10月29日年間第30主日
黙想のヒント

「あなたの神である主を愛しなさい。隣人を自分のように愛しなさい。」
  (マタイ22:37-39)

 現代、愛という言葉は安易に使われすぎており、多くの人が愛について語るとき、それは性的な事柄を含んでいます。従って多くの歌手が愛について歌っても、実生活で愛という言葉を使うことはあまりありません。しかし愛という言葉の重みがなく安っぽく使われたとしても、実際人は心の中に愛への憧れをもっています。人は無条件に愛されることを願っており、愛する人から愛されたとき人の顔は喜びに輝きます。愛は生命力を失った人を生き返らせる力をもっています。実は愛と美は深く結びついていなければならないのです。

 イタリアのフィレンツェにあるサンマルコ修道院(サンマルコ美術館)を訪れたときのことです。そこには聖母マリアの受胎告知をなど中世の画家フラ・アンジェリコ(Fra’ Angelico 1390頃-1455)の絵画が多く収蔵してあります。何気なしに彼の絵を見ていたとき、私は「何か」に強く深く吸い込まれるようなものを感じました。フラ・アンジェリコの絵は今まで写真で何度も見たことがありますが、いくら写真が精巧であったとしても、実物でなければ決して感じられない「何か」でした。その「何か」というのは「この画家は深い信仰をもって描いている」という確信でした。彼の全ての絵画はそう感じさせる力をもっているのです。その力とは彼の心にある神と人への愛の溢れであり、彼の絵画は彼の全存在からにじみ出た人間の心の奥底にある憧れを表現しているのです。愛とはこの心の奥底にある憧れを通して周囲の人を、そして自分自身を新しい光で見ることです。ですから何でも本物に触れることが大切です。人との出会いもそうで、オンラインやネットではなく、直接人に出会わなければ人間の価値と美しさに触れることはできないのです。ちなみにフラ・アンジェリコのフラは修道士を意味するFraterの略で、彼は存命中からその敬虔さの故に福者を意味するベアト・アンジェリコ(Beato Angelico)とも呼ばれていました。彼は1982年に教皇ヨハネ・パウロ二世によって列福され、名実共に福者となりました。また1984年には同教皇によって「キリスト教芸術家の守護者」として認定されました。

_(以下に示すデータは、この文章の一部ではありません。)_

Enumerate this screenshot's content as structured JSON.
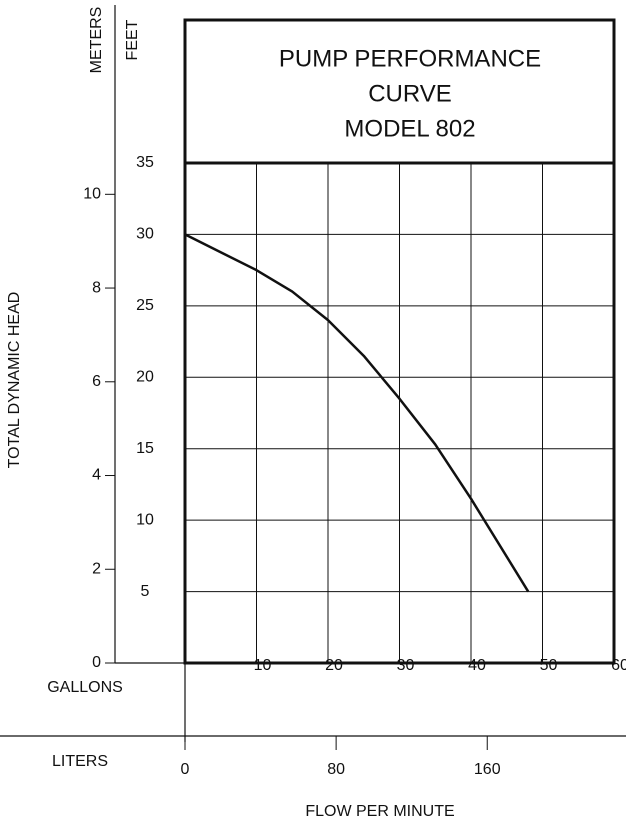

 「アンジェリコは『キリストに関する絵画を描くのであれば、常にキリストと共に過ごさなければならない』と何度も語りました。この考えが『福者アンジェリコ』という称号を彼にもたらしたのです。アンジェリコの生涯はこの上なく高潔で、その絵画は神聖な美しさにあふれています。特に、聖母マリアを描いた作品は最上級のもので、人々に大きな影響を与えています。」(教皇ヨハネ・パウロ二世)

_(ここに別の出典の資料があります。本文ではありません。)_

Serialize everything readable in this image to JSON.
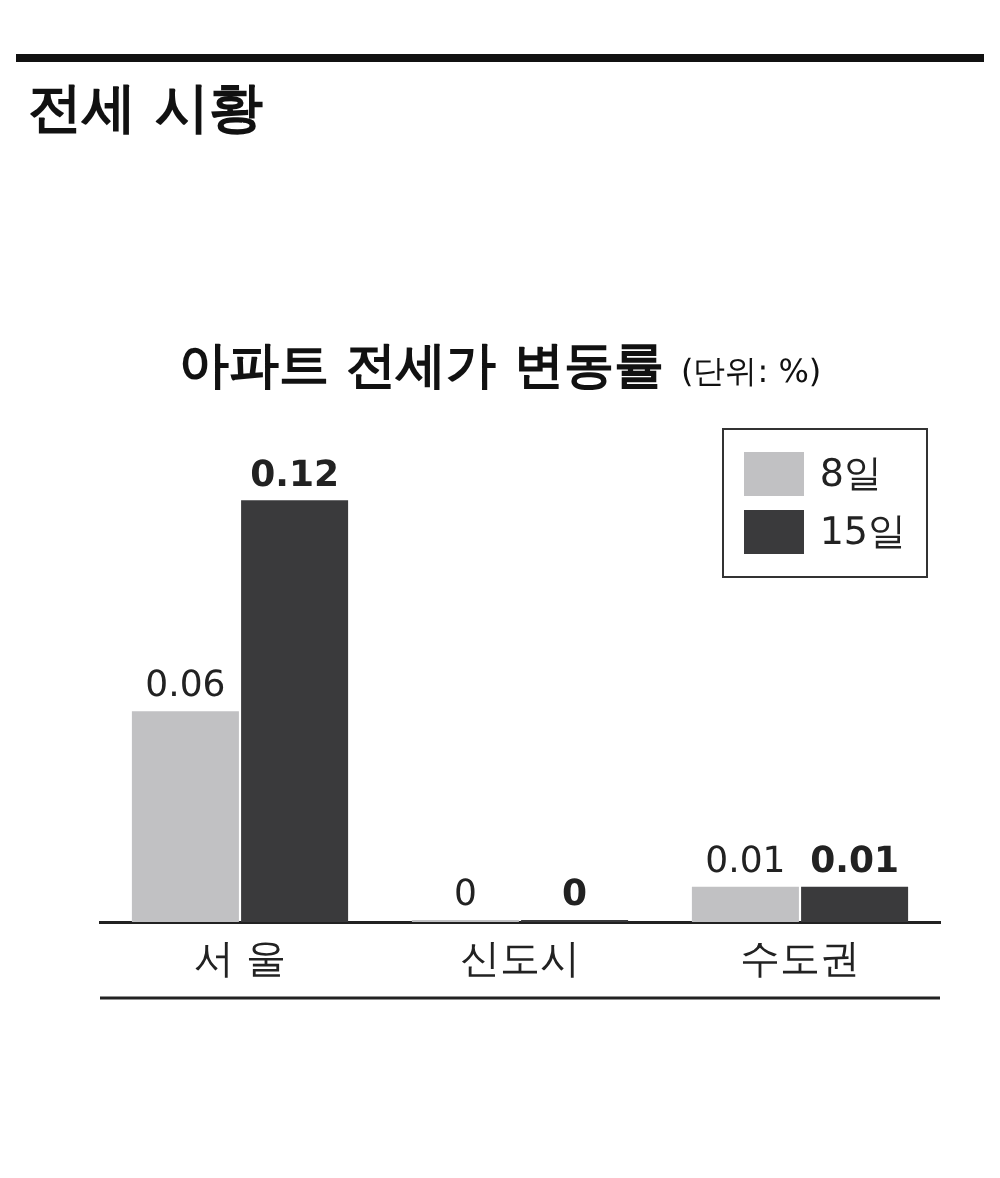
{
  "chart_data": {
    "type": "bar",
    "title": "전세 시황",
    "subtitle": "아파트 전세가 변동률",
    "annotations": [
      "(단위: %)"
    ],
    "categories": [
      "서 울",
      "신도시",
      "수도권"
    ],
    "series": [
      {
        "name": "8일",
        "color": "#c1c1c3",
        "values": [
          0.06,
          0,
          0.01
        ]
      },
      {
        "name": "15일",
        "color": "#3a3a3c",
        "values": [
          0.12,
          0,
          0.01
        ]
      }
    ],
    "data_labels": true,
    "legend": "top right",
    "grid": false
  }
}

 フラ・アンジェリコに限らず、全ての芸術家について言えることですが、愛と美は深く結びついていなければならないのです。愛と美を切り離して考えたとき、芸術はその真の輝きを失います。真の美しさは愛に裏打ちされており、愛は自ずと美しさをにじみ出させます。ある彫刻家がこう断言しました。「どんな芸術であれ、隣人へのいたわりや愛のない人間が創ったものは全て偽りと言ってよい。」この言葉は真実です。